Le « french flair » gaulois bouscule l’ovalie

par Marc Verney

Article publié le 10/08/2007 Dernière mise à jour le 10/08/2007 à 15:05 TU

Le 14 janvier 1968, la France bat l'Ecosse 8 points à 6 à Murrayfield. Cette année-là, le XV tricolore remporte son premier grand chelem dans l’histoire du tournoi des Cinq nations.(Photo: AFP)

Le 14 janvier 1968, la France bat l'Ecosse 8 points à 6 à Murrayfield. Cette année-là, le XV tricolore remporte son premier grand chelem dans l’histoire du tournoi des Cinq nations.
(Photo: AFP)

C’est en 1872, au Havre, que marins et commerçants britanniques introduisent pour la première fois en France la pratique du rugby lors de joutes improvisées avec la jeunesse locale. Mais, bien avant cela, des villages du centre de la France, de la Bretagne et de la Normandie pratiquaient une castagne organisée nommée soule... Faut-il y voir là l’ancêtre français du rugby ?

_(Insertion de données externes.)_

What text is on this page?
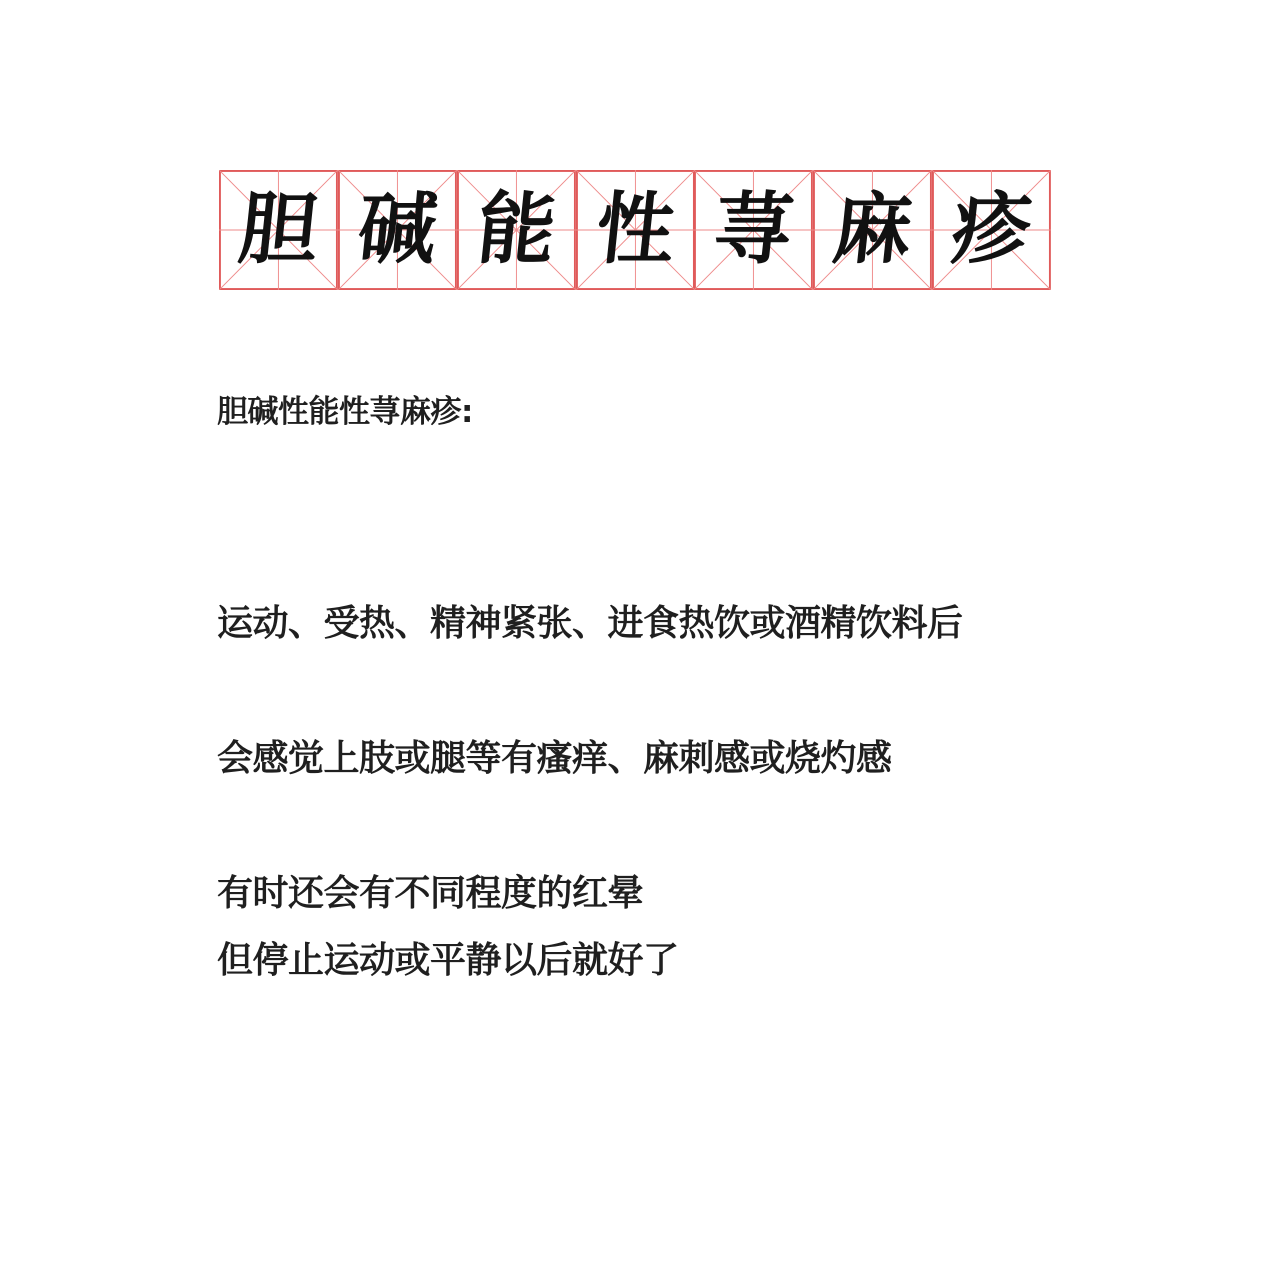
胆 碱 能 性 荨 麻 疹
胆碱性能性荨麻疹:
运动、受热、精神紧张、进食热饮或酒精饮料后
会感觉上肢或腿等有瘙痒、麻刺感或烧灼感
有时还会有不同程度的红晕
但停止运动或平静以后就好了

Difficile de trouver les racines du rugby en France... Au cours de la guerre des Gaules, des légionnaires romains auraient amené avec eux le harpastum, un jeu dont les protagonistes se disputaient à la main une vessie remplie d’air. Un peu plus près de nous, au début du XIVe siècle, des villages entiers se sont livrés au plaisir de la soule (ou sole, choule). Les règles de ce jeu violent étaient fort simples : il s’agissait, par exemple, de porter une boule de bois ou une vessie de porc bourrée de foin sur la place du village opposé. Quasiment tous les moyens étaient bons pour parvenir au but, et le jeu tournait bien souvent à la bataille rangée. La soule fut régulièrement interdite par les autorités royales et religieuses en raison de sa trop grande violence.

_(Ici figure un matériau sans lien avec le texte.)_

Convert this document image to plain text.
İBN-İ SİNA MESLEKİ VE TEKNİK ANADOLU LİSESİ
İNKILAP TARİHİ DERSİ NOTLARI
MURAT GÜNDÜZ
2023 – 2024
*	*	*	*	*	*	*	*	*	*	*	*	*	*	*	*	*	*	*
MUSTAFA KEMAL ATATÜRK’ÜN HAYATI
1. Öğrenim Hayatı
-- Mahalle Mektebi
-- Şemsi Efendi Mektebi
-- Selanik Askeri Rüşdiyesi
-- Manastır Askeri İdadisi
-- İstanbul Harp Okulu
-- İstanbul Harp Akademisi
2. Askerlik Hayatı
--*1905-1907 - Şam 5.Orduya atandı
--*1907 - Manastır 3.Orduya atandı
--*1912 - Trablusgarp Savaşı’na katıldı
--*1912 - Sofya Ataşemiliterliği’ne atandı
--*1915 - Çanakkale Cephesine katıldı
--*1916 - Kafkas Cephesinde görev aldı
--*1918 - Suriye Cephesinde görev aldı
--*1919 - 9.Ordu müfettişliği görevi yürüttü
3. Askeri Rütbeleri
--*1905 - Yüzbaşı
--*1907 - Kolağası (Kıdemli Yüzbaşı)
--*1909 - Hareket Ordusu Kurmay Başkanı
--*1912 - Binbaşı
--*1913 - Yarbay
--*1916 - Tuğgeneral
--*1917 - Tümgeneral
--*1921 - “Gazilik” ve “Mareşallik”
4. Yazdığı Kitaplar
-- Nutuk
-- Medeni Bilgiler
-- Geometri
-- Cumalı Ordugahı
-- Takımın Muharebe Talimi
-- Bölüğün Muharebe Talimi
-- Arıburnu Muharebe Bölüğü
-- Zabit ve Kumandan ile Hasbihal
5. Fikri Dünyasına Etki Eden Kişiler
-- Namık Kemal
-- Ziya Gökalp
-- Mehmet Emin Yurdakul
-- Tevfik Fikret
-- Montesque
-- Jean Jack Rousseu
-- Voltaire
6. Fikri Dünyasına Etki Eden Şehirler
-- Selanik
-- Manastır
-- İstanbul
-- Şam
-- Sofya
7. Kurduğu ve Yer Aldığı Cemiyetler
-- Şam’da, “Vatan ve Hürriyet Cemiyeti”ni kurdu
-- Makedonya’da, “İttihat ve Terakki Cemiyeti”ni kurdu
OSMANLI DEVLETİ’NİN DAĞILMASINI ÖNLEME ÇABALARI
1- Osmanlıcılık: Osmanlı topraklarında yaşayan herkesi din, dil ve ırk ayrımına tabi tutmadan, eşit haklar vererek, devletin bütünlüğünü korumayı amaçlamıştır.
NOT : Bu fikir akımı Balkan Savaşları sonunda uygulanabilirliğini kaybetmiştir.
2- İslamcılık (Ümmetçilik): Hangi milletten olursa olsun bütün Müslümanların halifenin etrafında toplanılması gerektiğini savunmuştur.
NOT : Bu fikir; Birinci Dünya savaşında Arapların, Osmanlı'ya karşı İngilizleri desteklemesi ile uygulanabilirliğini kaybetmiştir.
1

Le jeu de la barette (ou barrette), hérité de la soule et pratiqué dans le sud jusque dans les années vingt ressemble lui aussi étrangement au rugby par le cadre, le ballon ovoïde et le but avoué : marquer un essai, par tous les moyens, derrière la ligne de but adverse. Mais la barette n’a pas la violence de la soule puisqu’il suffisait, pour arrêter le jeu, d’effleurer le porteur du ballon en criant « touché ».

French flair ?

Pour les nations britanniques, toute l’image du rugby tricolore tient en cette expression. Par ces mots est définie l’exception française dans l’univers du ballon ovale : un jeu très ouvert sur la ligne des trois-quarts, offensif et plein de panache, créatif et la plupart du temps totalement imprévisible… On dit qu’il est inspiré par l’ancien jeu de la barette où les joueurs devaient avant tout s’éviter et se lançaient dans d’épiques chevauchées solitaires pour aller marquer l’essai !

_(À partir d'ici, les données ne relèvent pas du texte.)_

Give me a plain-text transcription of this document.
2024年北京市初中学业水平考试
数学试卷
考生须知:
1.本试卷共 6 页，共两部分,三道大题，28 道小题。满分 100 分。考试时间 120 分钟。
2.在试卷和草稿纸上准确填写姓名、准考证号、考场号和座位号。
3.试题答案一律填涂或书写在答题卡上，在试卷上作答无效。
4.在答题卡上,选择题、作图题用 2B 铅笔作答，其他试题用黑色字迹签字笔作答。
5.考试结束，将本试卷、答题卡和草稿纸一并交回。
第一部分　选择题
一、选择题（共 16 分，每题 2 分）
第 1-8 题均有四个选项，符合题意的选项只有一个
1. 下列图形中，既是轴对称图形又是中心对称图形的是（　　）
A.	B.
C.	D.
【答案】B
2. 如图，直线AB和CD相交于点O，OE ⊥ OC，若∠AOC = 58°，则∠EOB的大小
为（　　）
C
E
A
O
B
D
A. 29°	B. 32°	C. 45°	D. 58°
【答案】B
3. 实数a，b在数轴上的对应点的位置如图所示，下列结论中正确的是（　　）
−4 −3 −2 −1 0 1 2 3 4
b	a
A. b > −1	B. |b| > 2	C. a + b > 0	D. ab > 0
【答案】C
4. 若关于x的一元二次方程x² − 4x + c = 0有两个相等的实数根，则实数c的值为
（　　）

Le rugby à la mode britannique entre en France par le port du Havre en 1872, une cité qui commerce beaucoup avec l’autre côté de la Manche. Marins et commerçants anglais y organisent des tournois avec la jeunesse locale. Les règles, encore floues, s’inspirent à la fois des textes de la Football Association et de ceux de la toute nouvelle Rugby Football Association, née en 1871.

L’année 1878 voit l’arrivée du rugby à Paris : sous les yeux étonnés des Parisiens, des commerçants venus d’outre-Manche s’adonnent à leur sport favori sur les pelouses du bois de Boulogne. Un an après, c’est la naissance du Paris FC. Un peu plus tard encore, de retour de Grande-Bretagne, Pierre de Coubertin crée, le 20 novembre 1887, l’Union des sociétés françaises des sports athlétiques (USFSA). Sous la houlette du fondateur des Jeux olympiques modernes, le rugby en devient le tout premier sport collectif. Par la suite, écoles et lycées du pays s’emparent de la pratique de ce sport débridé et pourtant si réglé. En 1892, il y a un championnat de France de rugby… mais avec deux clubs seulement, le Racing et le Stade français.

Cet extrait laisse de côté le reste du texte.